Animated. Clay-ful. Play-D’awwwww. There is no shortage of puns to describe Nintendo’s cute and whimsical release, Kirby and the Rainbow Curse. Another standout title for the Wii U, Kirby and the Rainbow Curse makes excellent use of the GamePad for a unique gaming experience in a colorful and memorable world—it’s just a shame that you spend so much time staring at the GamePad that you never really get to fully enjoy those colors in glorious HD.
A mysterious villain has stolen all of the colors from Dream Land, and with the help of Elline and Waddle Dee, Kirby must navigate through Pop Star and defeat monsters to save his home. With a swipe of the stylus on the GamePad screen, you can get Kirby started on his journey, drawing a rainbow path to scale tall walls, make a way through and around obstacles, and even attack (adorable) enemies.
It’s a unique way to play that was introduced in Kirby’s DS adventure, Canvas Curse, and drawing the rainbow rope adds a bit of a learning curve for players of all ages. Or, if you’ll forgive one more pun, it takes a while to learn the ropes. Kirby is controlled only with a tap or swipe of the stylus, not with the D-pad, so your brain may take a little bit of time to adjust. But it won’t take long, and you’ll appreciate the change of pace from your standard platformer.
Since you have to stare at the GamePad to plan the next move of the rainbow rope, the person controlling Kirby rarely looks at the big screen to appreciate the vibrant world of Dream Land. The clay effect is done so well that it’s a shame to see it only on the GamePad’s small screen.
Your partner, however, gets to enjoy it as they use the Wii controller to join in the fun. As Waddle Dee, the second player uses standard controls to help Kirby along the way. If your kids have trouble getting Kirby where he needs to go, controlling Waddle Dee instead can lead to much less irritation and a fun gaming experience for you and your kids together. (Up to three other players can join in.) There are no time limits, and Waddle Dee is instantly transported to Kirby’s side without penalty if he falls behind, making it ideal to play with younger kids.

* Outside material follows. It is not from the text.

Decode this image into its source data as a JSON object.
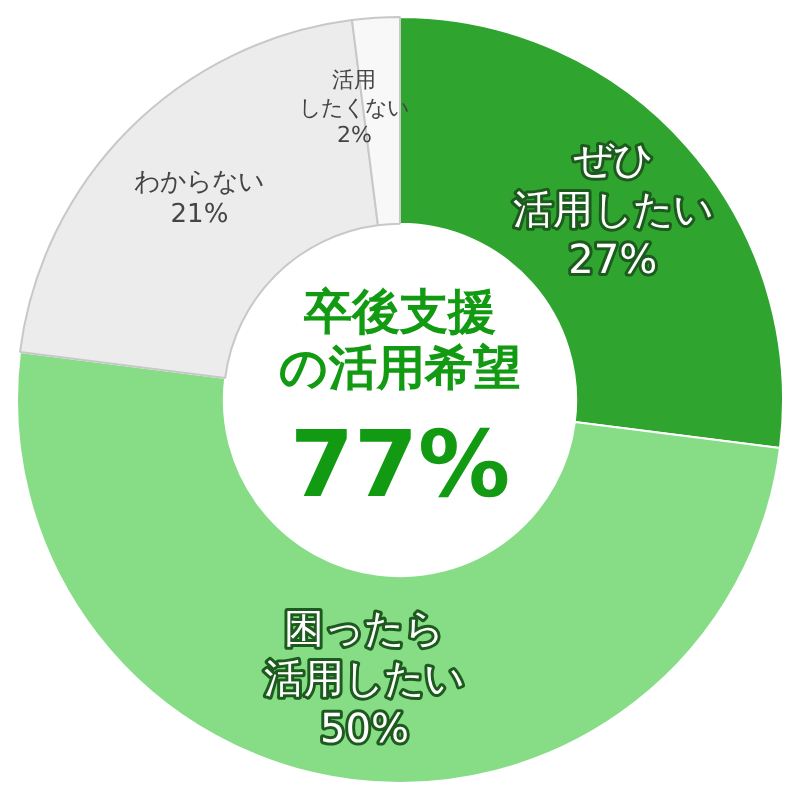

Kirby and the Rainbow Curse is a great break from the Skylanders and Lego games that you may typically play co-op as a family. It’s an adventure game that will get you thinking in new ways as you play with your kids, and it’s sure to provoke a few “awws!” along the way.
Kirby and the Rainbow Curse is available now for the Wii U for a suggested retail price of $39.99.
GeekMom received this item for review purposes.